I have 2 external interfaces on my router. One interface is via DSL
(vr0) and one interface is a tunnel over the DSL (tun0).
vr0 provides 1 dynamic ip address and tun0 four static ip addresses.
All there addresses are external internet addresses.
I also have an internal interface, fxp0 where the router is 10.0.0.1
and is providing clients with 10.0.0.x addresses via DHCP.
What I would like to do here is:
* Map four internal 10.0.0.x addresses of the internal intefrace to
the external addresses provided by the tunnel
* Map the rest of the 10.0.0.x addresses of the internal interface
directly to the DSL connection with NAT.
I have asked about this earlier and I got some hints.
I have now modified the rules some and I think I got it to work
better.
I earlier experienced that packets from the NATed network actually was
duplicated to both the tunnel interface and the physical interface.
I think that my new rules will prevent that.

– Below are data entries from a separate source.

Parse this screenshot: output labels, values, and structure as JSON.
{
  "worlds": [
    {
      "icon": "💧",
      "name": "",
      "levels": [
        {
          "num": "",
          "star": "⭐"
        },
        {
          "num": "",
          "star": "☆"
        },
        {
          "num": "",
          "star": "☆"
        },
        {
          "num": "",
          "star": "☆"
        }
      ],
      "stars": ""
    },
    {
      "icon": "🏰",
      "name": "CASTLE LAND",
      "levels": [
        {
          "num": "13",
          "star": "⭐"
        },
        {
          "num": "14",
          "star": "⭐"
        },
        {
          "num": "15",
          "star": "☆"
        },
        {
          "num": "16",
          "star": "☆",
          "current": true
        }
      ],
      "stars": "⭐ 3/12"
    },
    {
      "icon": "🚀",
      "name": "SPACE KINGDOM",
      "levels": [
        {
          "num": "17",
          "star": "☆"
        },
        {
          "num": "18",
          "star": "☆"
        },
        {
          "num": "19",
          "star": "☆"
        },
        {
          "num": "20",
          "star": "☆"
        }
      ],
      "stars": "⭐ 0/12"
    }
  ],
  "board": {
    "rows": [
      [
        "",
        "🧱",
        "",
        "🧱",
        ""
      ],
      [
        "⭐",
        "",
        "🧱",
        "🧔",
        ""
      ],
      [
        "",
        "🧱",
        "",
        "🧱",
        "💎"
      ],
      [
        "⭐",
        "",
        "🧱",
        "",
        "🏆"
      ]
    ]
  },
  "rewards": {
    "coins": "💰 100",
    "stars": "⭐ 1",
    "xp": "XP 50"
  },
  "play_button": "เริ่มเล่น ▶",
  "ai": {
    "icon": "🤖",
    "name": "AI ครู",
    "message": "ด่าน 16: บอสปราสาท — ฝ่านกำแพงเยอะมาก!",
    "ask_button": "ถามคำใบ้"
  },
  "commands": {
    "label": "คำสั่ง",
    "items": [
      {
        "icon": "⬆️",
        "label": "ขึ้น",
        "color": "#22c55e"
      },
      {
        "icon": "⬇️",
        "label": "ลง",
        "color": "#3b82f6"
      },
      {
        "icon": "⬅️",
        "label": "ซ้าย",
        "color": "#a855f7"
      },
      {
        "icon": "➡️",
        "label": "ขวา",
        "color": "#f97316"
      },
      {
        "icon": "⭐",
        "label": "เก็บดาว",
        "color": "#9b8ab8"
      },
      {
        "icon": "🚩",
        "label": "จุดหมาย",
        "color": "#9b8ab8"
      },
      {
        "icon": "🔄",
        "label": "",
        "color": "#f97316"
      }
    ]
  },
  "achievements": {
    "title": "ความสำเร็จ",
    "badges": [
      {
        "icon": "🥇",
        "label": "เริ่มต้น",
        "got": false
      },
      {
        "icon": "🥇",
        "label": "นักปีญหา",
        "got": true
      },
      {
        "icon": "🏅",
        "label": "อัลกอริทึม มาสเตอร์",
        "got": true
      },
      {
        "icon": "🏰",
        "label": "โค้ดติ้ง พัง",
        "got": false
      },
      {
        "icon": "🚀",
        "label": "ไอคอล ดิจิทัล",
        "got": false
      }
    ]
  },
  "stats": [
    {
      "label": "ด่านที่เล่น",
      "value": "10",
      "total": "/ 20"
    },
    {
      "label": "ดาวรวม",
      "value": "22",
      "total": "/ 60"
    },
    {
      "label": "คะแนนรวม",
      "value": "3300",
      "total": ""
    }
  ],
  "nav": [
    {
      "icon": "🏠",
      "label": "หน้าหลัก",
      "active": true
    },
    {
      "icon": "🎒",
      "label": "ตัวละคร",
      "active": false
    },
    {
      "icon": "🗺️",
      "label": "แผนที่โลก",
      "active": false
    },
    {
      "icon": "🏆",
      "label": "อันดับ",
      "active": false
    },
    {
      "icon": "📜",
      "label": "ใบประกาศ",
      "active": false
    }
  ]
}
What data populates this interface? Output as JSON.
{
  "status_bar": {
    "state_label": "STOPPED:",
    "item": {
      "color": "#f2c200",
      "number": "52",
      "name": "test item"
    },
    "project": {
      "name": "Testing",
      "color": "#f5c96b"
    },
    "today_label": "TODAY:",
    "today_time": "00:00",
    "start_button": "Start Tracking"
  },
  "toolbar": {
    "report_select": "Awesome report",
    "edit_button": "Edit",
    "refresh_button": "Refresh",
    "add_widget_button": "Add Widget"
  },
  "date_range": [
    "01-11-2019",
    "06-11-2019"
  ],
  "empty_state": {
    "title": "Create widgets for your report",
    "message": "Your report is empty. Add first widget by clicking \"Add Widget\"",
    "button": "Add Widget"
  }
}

According to tcpdump they
are not duplicated any more.
The config below seem to work allthough the speed seem to be a little
slower than I expected
I dont know if it is because of my rules being incorrect or my
internet provider
having issues.
I also have problems with the route-to rule. Since my external IP
address is provided
with DHCP I dont know if I am always going to get the same gateway
adress and I cannot
find a way having pf finding the default route on itself.
Thankful for any input
BR/
Jens
# $OpenBSD: pf.conf,v 1.35 2008/02/29 17:04:55 reyk Exp $
#
# See pf.conf(5) and /usr/share/pf for syntax and examples.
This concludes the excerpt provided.